One of the technical details, for example, has to do with spatial resolution, which for GRACE is about 300 km. But the regions between which mass is being transferred generally have quite sharp boundaries, for example the coastline. The jargon for this part of the problem, “leakage”, is quite expressive. It hints that part of the signal we want has strayed out of our study region and into neighbouring regions.
Riva and co-authors have two study regions, the land and the ocean. Signal could be leaking either way across the coastline, but they argue that the oceanic signal of mass gain, expressed as relative sea-level change, is probably much smoother than the terrestrial signal of mass loss. So they simply define a 250-km wide buffer in the offshore waters and “unleak” all of its supposed signal back onto the landmasses.
There then follow a number of other corrections, including a correction for movements of mass within the solid Earth and a trial-and-error phase that seeks to undo the addition of some oceanic signal to the land signal during the unleaking phase.
Now the geophysical part of the problem can be addressed. Riva and co-authors reckon that +1.0 mm/yr of equivalent sea-level rise moved from the continental surfaces to the oceans between 2003 and 2009, give or take 0.4 mm/yr. This surprises me.
My estimate for the transfer from small glaciers (those other than the ice sheets) is about +1.2 mm/yr for the same period. Several recent estimates for the transfer from the Greenland Ice Sheet lie between about +0.5 and +0.7 mm/yr, and for the Antarctic Ice Sheet at about +0.5 mm/yr. (All of these abouts are partly because of the uncertainty of the measurements, or rather of the inferables, but also because of the difficulty of matching the different time spans of the analyses.) The glaciers, then, seem to be adding more than twice the mass to the ocean that is estimated by the Riva analysis.
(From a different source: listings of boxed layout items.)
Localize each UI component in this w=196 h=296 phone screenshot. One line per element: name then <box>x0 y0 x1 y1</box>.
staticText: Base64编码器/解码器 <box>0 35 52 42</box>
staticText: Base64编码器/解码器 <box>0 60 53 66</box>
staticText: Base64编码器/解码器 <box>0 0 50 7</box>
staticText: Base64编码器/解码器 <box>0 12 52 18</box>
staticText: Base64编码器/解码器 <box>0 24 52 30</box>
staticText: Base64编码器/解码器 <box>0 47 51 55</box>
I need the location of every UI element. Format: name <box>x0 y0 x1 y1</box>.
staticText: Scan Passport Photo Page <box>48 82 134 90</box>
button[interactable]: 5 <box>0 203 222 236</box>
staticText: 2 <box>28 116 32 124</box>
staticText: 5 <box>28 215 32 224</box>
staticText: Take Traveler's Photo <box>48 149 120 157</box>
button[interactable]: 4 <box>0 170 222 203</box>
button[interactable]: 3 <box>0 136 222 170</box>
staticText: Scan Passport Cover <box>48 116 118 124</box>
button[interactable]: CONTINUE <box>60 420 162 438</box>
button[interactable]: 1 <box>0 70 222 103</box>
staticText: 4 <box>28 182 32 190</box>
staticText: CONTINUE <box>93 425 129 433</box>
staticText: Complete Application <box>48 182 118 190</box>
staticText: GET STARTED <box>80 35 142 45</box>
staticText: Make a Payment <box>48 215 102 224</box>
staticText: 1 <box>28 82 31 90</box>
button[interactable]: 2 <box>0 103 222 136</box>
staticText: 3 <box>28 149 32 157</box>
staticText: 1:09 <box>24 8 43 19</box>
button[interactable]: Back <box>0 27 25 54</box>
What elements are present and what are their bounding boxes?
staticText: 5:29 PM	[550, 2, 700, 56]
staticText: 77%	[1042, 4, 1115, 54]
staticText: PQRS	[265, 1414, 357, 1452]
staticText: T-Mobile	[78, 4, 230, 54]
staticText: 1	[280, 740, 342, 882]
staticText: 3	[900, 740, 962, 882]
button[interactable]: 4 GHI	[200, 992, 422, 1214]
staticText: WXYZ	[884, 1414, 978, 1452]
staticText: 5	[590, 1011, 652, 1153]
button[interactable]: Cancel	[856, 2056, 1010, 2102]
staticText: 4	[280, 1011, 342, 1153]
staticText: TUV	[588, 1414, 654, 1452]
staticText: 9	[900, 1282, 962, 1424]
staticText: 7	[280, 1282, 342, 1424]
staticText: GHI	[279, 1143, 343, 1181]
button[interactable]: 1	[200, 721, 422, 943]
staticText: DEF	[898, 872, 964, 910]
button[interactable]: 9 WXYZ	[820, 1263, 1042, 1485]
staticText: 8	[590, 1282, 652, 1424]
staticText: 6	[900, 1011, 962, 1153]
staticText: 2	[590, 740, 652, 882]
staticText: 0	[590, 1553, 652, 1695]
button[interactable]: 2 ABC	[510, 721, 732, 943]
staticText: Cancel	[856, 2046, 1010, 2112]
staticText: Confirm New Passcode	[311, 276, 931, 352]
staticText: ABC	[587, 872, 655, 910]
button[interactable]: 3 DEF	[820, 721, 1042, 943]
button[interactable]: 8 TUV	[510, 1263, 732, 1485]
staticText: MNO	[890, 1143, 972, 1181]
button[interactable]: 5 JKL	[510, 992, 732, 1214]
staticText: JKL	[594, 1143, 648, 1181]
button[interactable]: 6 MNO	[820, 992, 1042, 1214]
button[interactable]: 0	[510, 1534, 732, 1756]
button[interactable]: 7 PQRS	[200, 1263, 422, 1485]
It gets worse. Yoshihide Wada and co-authors, in a paper to appear shortly, argue that the mining of groundwater is running at present at a rate equivalent to +0.8 mm/yr. This addition is partly offset by the filling of reservoirs, estimated at —0.5 mm/yr over the past 50-60 years. The rate during the past decade is probably lower, because the frenzy of dam-building has abated somewhat recently. But it is not possible to get all of the continental surface contributions to add up to less than, say, +2.6 to +2.8 mm/yr, give or take perhaps 0.4 mm/yr.
What we have here is stark discord, well outside the error bars, between several “inferables”, and we haven’t even got to the sea-level rise due to thermal expansion and the estimated sea-level rise itself. This is a classic example of unsettled science in a context of settled science. We can draw a diagram to depict the water balance of the ocean, or write down a little equation. A balance is, after all, simple arithmetic. The boundary between the settled and unsettled parts of the problem lies somewhere beyond the diagram, and indeed beyond the signs, + or —, attached to the various terms in the equation. But at the moment it is definitely before we get to the first decimal digits of the numbers, at least one of which must be wrong.